Local cluster with Vagrant

This page will get you started with a local Accio cluster running inside a virtual machine. After following these instructions, you will be able to quickly test your first commands. It has the advantage of being cross-platform, as everything happens inside a virtual machine. While this setup is great to quickly test main Accio features, it is not intended for production usage.

1. Spin up a virtual machine

First, you need to install Virtualbox and Vagrant on your computer. Vagrant is a very helpful tool to create portable and reproducible environments. We configured it to use Virtualbox to manage virtual machines. Both are available on Linux, Mac OS and Windows.

Then, you need to download source code of the latest Accio release.

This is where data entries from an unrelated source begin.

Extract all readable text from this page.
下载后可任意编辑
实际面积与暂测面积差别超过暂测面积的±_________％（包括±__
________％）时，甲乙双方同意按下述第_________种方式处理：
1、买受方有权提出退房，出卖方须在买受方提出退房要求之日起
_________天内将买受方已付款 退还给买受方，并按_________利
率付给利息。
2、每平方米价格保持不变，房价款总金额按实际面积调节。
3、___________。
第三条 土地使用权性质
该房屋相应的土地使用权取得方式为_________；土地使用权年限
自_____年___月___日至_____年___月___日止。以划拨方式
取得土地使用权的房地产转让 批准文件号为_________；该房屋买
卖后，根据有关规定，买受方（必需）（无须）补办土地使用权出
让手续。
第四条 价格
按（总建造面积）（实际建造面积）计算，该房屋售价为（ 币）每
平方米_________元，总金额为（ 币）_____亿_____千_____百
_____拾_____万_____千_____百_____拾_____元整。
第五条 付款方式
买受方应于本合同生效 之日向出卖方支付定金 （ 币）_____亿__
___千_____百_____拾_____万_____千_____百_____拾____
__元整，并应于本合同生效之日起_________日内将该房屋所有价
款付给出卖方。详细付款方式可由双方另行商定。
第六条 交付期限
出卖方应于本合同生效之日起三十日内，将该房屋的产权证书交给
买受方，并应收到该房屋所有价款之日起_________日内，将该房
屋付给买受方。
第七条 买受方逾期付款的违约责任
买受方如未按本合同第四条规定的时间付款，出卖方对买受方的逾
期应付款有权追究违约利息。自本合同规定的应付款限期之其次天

curl -L -O https://github.com/privamov/accio/archive/v0.7.0.tar.gz
tar xzf v0.7.0.tar.gz && rm v0.7.0.tar.gz
cd accio-0.6.0/
vagrant up

Decompress the archive file, move to the newly created directory and run a vagrant up to start the virtual machine. Alternatively, if you like to live on the edge, you can install Git and use it to download the source code of the development version.

git clone git@github.com:privamov/accio.git
cd accio/
vagrant up

The first launch may take some time, as Vagrant has to download a base OS image and provision it. All of the needed dependencies are downloaded, and various Accio components are built from source and then started. Once the machine boots, you will be able to access the following web interfaces:

When using Vagrant, you may notice a warning about guest additions not being installed. This warning is not critical, but if you want to get a rid of this error, you can install a plugin that will take care of this:

vagrant plugin install vagrant-vbguest

2. Login to your virtual machine

You can start an SSH session on the previously created virtual machine with the vagrant ssh command. You will be logged in as the ubuntu user. Local sources of Accio as mounted under the /vagrant directory in the virtual machine.

Once logged onto the virtual machine, you have access to the Accio client. Type accio and look at the built-in help. Note that the client is only configured to reach the local cluster (named devcluster), not external clusters.

3. Shut down the virtual machine

When you are done working with Accio, you can stop the virtual machine with vagrant halt. You can then start it again in the same state with vagrant up. If you want to irreversibly destroy your local cluster, you can user the vagrant destroy command which will delete the virtual machine.